On the tenth anniversary of the Dark One’s defeat, something unthinkable happens: one of the Chosen Ones dies. When the others gather for the funeral, they discover the Dark One’s ultimate goal was much bigger than they, the government, or even prophecy could have foretold—bigger than the world itself. From the author of the Divergent.
There’s a sharp and jagged disconnect running through the heart of Chosen Ones, and it mimics the often harsh line between stories we tell ourselves about our lives, and the messier process of actually living them ... Roth trades the world Sloane saved, the world we’ve begun to live in, for a parallel one swamped with exposition and a fresh case of mortal peril. All the characters we were starting to care about are put to one side along with Sloane’s relationships with them; new ones are quickly pushed into a prominence that feels unearned, especially after the slow build of the first half of the book ... Sloane is a strong enough character to carry you the whole way, to make you want to keep going with her into that second world and its new cast and come out the other end. But when you do, it’s with the slightly frustrating sense that you might have wanted the story that wasn’t told more than the one you were given: the one offered by the first part with all its ugly complexities, full of Sloane’s drifting and pain, the smirking hunger of the reporters and the public, the smaller but infinitely painful stakes. But even despite the disruption, that world stays with you the whole way through, and makes the final ending land on satisfyingly unsteady ground.
Roth delves deeper into issues previously touched upon in her young adult fiction looking at how these affect characters in their 30’s, inviting an older audience to enjoy her work ... Roth also manages to convey relatable and universal issues all young adults face post-school/university etc. such as confusion, directionless, and loneliness ... As well as Roth’s sensitive character building and development, Chosen Ones also contains in-depth and innovative world building, with particular focus on magic ... A clever device used within Chosen Ones is the use of reports and newspaper cuttings throughout. This breaks up the narrative and offers perspectives other than our protagonists ... Overall, Roth offers the reader transportation to a rich, well thought out, magical world that also deals with more adult themes around mental health, death, and loss. Roth provides a completely new and alternative look at the dark vs. light theme with complex and fantastically developed characters. The storyline weaves throughout many shocking twists and turns right up until the last page, all of which I will omit discussing here so you will be as shocked and enthralled as I was when you read Chosen Ones.
Roth’s latest novel shines on a number of fronts. The prose is fast paced and engaging, and the author has a knack for blending fantasy with elements of reality that are so compelling they almost feel tactile. The characters in Chosen Ones also drive the book forward ... The plot, of course, is the main attraction of the novel, and Roth allows a good deal of suspense to drive the novel forward ... Through a combination of present action and much needed flashbacks, Roth allows the readers to both watch the characters move forward in their current journey and understand their fears and anxieties through context.

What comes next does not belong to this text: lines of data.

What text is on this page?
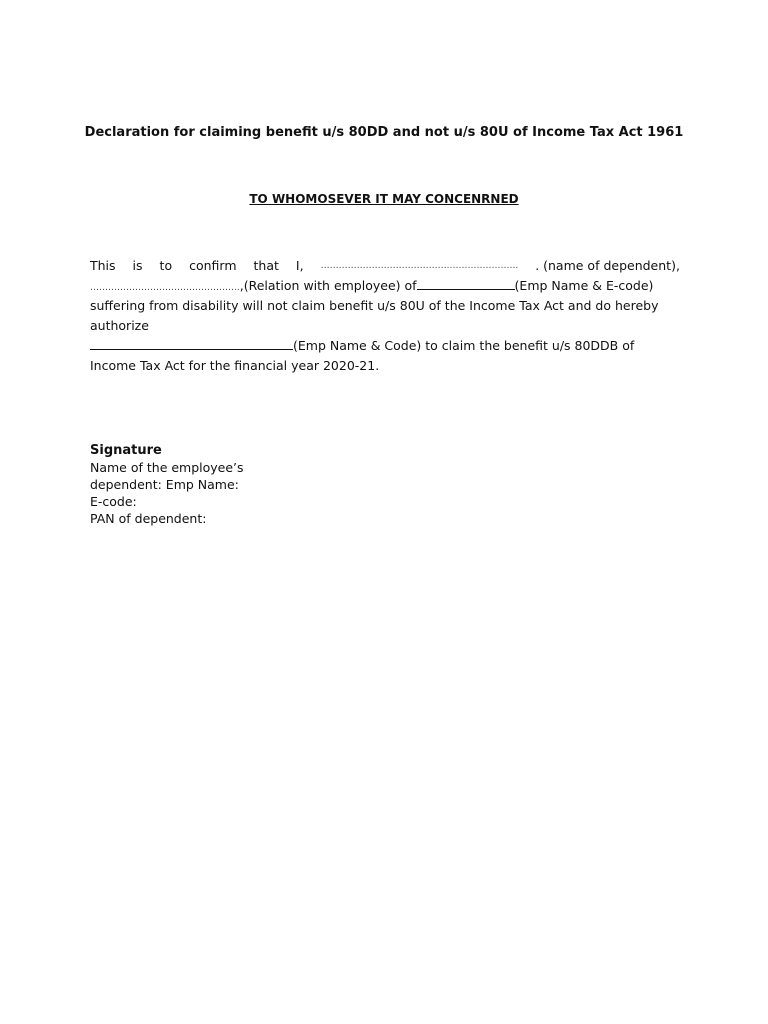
Declaration for claiming benefit u/s 80DD and not u/s 80U of Income Tax Act 1961
TO WHOMOSEVER IT MAY CONCENRNED
This is to confirm that I, …………………………………….………………….. . (name of dependent),
…………………………………………..,(Relation with employee) of	(Emp Name & E-code)
suffering from disability will not claim benefit u/s 80U of the Income Tax Act and do hereby
authorize
(Emp Name & Code) to claim the benefit u/s 80DDB of
Income Tax Act for the financial year 2020-21.
Signature
Name of the employee’s
dependent: Emp Name:
E-code:
PAN of dependent:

Though the book takes many dark and serious turns, Roth also finds ways to imbue her trademark humor into the plot through the lovable relationships between its main characters ... seems like not only a great read for Roth’s intended adult audience, but also a relevant choice for many younger readers as well ... In these chronically uncertain times, Roth’s Chosen Ones offers us reassurance that we will make it to the other side of crisis and live to tell the tale.